Monday, December 23, 2013

twenty thirteen: the year we made hot chocolate

         Originally the first 10 here were ranked in order of preference, but in the interest of getting less hierarchical in my thinking about movies, I've dropped the numbers. I still haven't seen Museum Hours, Inside Llewyn Davis, Viola, Nebraska, Like Someone in Love, The Wolf of Wall Street, American Hustle, Night Across the Street, Blue Jasmine, Behind the Candelabra, Stories We Tell, Faust, Stranger by the Lake, the Chinese cut of The Grandmaster (I was not hugely enamored of the Weinsteined cut), The Bling Ring, All the Light in the Sky (Swanberg's growing on me), An Oversimplification of Her Beauty, Sun Don't Shine, and probably six others I'm forgetting, so this list is likely to undergo some revision down the line. That there were this many movies I loved/liked/begrudgingly admired without seeing the above bespeaks the richness of the year.

What I Liked:

Computer Chess (Andrew Bujalski):
         A cosmic comedy disguised as a gimmicky lark that along with the second movie on this list made me as hopeful for the future of independent film as I've ever been. I've written on it already, but a subsequent viewing revealed it to be more tightly structured than I'd thought at first pass, which diminished its moment-to-moment WTF factor (on first viewing it really is an experience of near-constant surprise), but not its thematic richness. It cleverly evokes a hyper-specific milieu and moment in time, but opens generously out to include the present and a sublimely weird future. The difference between it and mumblecore, which its detractors have labeled it as, is that I've never seen a mumblecore movie that made me feel afterward like I'd just a received a warm hug from the Buddha.
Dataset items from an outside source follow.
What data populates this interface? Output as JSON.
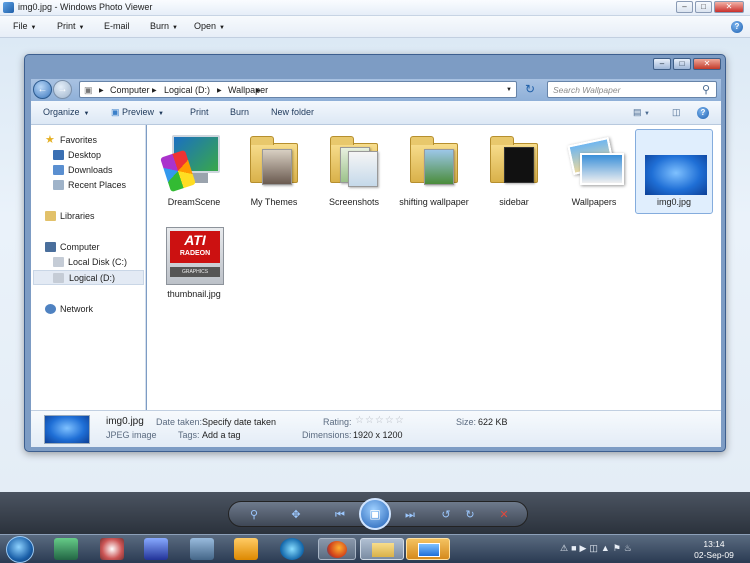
{
  "viewer": {
    "title": "img0.jpg - Windows Photo Viewer",
    "menu": [
      {
        "label": "File",
        "dropdown": true
      },
      {
        "label": "Print",
        "dropdown": true
      },
      {
        "label": "E-mail",
        "dropdown": false
      },
      {
        "label": "Burn",
        "dropdown": true
      },
      {
        "label": "Open",
        "dropdown": true
      }
    ],
    "help_glyph": "?"
  },
  "explorer": {
    "breadcrumb": [
      "Computer",
      "Logical (D:)",
      "Wallpaper"
    ],
    "search_placeholder": "Search Wallpaper",
    "toolbar": {
      "organize": "Organize",
      "preview": "Preview",
      "print": "Print",
      "burn": "Burn",
      "new_folder": "New folder"
    },
    "nav": {
      "favorites": "Favorites",
      "desktop": "Desktop",
      "downloads": "Downloads",
      "recent": "Recent Places",
      "libraries": "Libraries",
      "computer": "Computer",
      "local_c": "Local Disk (C:)",
      "logical_d": "Logical (D:)",
      "network": "Network"
    },
    "items": [
      {
        "label": "DreamScene",
        "kind": "app"
      },
      {
        "label": "My Themes",
        "kind": "folder"
      },
      {
        "label": "Screenshots",
        "kind": "folder"
      },
      {
        "label": "shifting wallpaper",
        "kind": "folder"
      },
      {
        "label": "sidebar",
        "kind": "folder"
      },
      {
        "label": "Wallpapers",
        "kind": "app"
      },
      {
        "label": "img0.jpg",
        "kind": "image",
        "selected": true
      },
      {
        "label": "thumbnail.jpg",
        "kind": "image"
      }
    ],
    "details": {
      "filename": "img0.jpg",
      "filetype": "JPEG image",
      "date_label": "Date taken:",
      "date_value": "Specify date taken",
      "tags_label": "Tags:",
      "tags_value": "Add a tag",
      "rating_label": "Rating:",
      "rating_stars": 0,
      "dimensions_label": "Dimensions:",
      "dimensions_value": "1920 x 1200",
      "size_label": "Size:",
      "size_value": "622 KB"
    },
    "ati_logo": {
      "brand": "ATI",
      "line2": "RADEON",
      "line3": "GRAPHICS"
    }
  },
  "taskbar": {
    "time": "13:14",
    "date": "02-Sep-09"
  },
  "colors": {
    "accent": "#3b77bd",
    "selection": "#cbe2fc",
    "close_red": "#c9302c"
  }
}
The Unspeakable Act (Dan Sallitt):
         I find myself slightly embarrassed by my initial praise for The Unspeakable Act, because I characterized both Sallitt and his primary inspiration, Eric Rohmer, as "literary," which, although I didn't mean it pejoratively, I realized after a recent, long-overdue return to Rohmer couldn't be further from the truth. Sallitt and Rohmer alike are after something that only cinema can do, which so many are afraid to do for fear of being labeled "stagy" or "talky," namely give us strong, precise images of people talking with one another. With the image comes mystery. Jackie (Tallie Medel) verbalizes her bizarre emotional life in intricate detail, yet as shot and performed, she maintains (to lift a phrase from an essay I wrote in college which I probably stole from somewhere else) a threshold of unknowability. You know, like a person.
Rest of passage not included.